Толкование путешествий - Александр Эткинд
Шрифт:
Интервал:
Закладка:
Примером является судьба историка русских сект Дмитрия Коновалова (1876–1947)[257]. В свое время известный автор[258], скоро он оказался совершенно забыт; поэтому наряду с анализом его книги я расскажу здесь о его не вполне обычной профессиональной карьере. Окончив Московскую Духовную академию, Коновалов, сын крестьянина из-под Могилева, был оставлен преподавать тут греческий и французский. Впоследствии он преподавал и латинский, но его научным интересом были русские секты. Получить благословение от Академии на их изучение в полевых условиях он не сумел. Пользуясь своим статусом, он добился доступа к архивам провинциальных судов и духовных консисторий, ответственных за расследования разнообразных сектантских «преступлений». В этой своей методологии он шел по следам британских «кабинетных антропологов» (armchair anthropologists), строивших свои нарративы на основе собирания и систематизации сомнительных источников, типа миссионерских или административных отчетов.

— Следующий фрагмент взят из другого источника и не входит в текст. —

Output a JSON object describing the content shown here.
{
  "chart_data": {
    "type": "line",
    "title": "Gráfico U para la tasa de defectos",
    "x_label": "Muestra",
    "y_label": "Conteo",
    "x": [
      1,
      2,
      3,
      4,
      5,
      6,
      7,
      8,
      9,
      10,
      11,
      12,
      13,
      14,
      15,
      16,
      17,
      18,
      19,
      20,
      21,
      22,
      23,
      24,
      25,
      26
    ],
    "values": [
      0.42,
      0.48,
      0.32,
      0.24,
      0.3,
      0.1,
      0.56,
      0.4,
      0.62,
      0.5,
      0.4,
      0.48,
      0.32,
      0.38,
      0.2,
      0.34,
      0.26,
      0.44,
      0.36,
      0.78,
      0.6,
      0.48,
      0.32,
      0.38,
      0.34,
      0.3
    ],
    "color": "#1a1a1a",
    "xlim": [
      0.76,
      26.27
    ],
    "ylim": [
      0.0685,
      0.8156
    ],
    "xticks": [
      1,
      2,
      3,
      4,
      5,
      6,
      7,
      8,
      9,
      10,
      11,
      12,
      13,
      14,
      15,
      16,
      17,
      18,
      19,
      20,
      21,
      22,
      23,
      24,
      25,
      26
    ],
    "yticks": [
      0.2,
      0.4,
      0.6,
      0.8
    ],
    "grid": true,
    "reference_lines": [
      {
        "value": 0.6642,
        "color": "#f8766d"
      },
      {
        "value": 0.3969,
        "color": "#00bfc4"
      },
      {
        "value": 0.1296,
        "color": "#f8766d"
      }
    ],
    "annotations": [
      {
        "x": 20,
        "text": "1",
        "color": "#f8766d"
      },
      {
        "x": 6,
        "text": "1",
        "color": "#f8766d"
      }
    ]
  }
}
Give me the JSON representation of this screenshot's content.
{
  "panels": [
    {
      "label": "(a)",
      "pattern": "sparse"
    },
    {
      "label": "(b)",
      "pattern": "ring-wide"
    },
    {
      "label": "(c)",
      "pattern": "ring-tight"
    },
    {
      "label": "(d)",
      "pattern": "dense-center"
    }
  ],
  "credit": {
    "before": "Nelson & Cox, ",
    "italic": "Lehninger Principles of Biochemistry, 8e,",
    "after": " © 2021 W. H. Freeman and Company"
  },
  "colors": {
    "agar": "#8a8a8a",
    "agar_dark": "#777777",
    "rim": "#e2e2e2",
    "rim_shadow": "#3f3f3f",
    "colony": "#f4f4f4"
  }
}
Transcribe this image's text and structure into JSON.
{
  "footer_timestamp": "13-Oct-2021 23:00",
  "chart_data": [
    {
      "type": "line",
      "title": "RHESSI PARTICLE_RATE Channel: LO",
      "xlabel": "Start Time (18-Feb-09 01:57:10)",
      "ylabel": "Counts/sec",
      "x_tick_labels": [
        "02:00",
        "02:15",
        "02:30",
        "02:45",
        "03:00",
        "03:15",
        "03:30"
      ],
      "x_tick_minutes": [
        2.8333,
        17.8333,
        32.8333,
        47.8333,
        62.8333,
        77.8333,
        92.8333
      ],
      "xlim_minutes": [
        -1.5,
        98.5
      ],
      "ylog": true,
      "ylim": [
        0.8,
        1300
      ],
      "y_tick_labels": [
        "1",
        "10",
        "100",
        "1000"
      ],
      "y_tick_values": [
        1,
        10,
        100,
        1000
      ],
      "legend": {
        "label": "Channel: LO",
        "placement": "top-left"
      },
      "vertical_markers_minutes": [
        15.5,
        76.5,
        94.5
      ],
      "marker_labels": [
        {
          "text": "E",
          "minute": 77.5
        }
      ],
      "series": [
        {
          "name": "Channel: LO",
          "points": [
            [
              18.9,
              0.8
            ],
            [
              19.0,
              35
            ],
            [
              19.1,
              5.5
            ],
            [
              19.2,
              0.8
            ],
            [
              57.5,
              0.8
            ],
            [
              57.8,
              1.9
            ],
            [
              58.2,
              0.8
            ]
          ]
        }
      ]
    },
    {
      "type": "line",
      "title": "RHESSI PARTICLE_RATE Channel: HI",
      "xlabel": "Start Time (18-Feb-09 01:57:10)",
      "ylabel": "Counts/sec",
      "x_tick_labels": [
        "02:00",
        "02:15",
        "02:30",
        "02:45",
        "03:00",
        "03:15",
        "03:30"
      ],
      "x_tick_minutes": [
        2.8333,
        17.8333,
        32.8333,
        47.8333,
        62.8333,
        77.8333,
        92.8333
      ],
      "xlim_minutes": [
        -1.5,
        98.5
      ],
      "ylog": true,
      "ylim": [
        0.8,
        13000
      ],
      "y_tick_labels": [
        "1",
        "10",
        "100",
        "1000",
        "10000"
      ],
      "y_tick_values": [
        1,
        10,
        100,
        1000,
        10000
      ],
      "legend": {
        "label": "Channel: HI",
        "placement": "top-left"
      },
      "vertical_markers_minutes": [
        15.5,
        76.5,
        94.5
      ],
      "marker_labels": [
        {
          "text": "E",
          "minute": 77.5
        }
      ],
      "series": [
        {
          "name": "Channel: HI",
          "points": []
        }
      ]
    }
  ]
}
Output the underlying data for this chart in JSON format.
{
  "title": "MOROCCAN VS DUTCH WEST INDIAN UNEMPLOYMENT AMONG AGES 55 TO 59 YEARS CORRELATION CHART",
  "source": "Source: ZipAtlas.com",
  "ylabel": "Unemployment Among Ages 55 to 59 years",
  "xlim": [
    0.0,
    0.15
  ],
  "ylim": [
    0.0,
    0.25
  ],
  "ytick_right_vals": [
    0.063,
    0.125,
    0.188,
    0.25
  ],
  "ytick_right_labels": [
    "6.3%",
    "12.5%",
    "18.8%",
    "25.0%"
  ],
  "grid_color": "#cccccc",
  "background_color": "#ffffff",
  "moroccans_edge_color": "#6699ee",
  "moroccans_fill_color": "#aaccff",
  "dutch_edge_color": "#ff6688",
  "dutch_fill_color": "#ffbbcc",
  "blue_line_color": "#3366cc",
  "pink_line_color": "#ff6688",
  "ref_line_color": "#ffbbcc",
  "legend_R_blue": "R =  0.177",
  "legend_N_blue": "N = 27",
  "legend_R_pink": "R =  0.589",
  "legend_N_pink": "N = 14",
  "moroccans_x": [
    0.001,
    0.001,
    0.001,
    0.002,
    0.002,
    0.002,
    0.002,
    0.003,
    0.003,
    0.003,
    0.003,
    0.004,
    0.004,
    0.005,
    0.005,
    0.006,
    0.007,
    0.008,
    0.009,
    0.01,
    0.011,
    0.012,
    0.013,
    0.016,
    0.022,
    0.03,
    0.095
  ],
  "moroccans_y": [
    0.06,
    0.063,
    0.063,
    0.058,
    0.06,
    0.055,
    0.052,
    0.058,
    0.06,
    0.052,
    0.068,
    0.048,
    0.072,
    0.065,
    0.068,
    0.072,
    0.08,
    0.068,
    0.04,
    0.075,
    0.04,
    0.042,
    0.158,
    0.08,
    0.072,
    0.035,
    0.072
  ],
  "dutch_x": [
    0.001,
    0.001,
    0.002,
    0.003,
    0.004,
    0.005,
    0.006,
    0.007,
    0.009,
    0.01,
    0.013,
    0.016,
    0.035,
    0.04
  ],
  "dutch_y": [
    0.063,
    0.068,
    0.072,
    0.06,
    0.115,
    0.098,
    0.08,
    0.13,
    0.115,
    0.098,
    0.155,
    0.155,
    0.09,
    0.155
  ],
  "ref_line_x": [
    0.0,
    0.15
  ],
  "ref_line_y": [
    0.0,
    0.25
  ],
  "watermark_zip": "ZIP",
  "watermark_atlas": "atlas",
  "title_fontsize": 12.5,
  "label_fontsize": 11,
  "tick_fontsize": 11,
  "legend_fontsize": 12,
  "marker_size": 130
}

Те, правда, занимались далекими колониями; Коновалов же открывал экзотические обычаи и нравы людей, говоривших на его языке и, по всем признакам, принадлежавших к населению метрополии[259]. По своему содержанию подход Коновалова тоже был отличен от модных в конце 19-го века антропологических построений, вершиной которых стала Золотая ветвь сэра Джеймса Фрезера.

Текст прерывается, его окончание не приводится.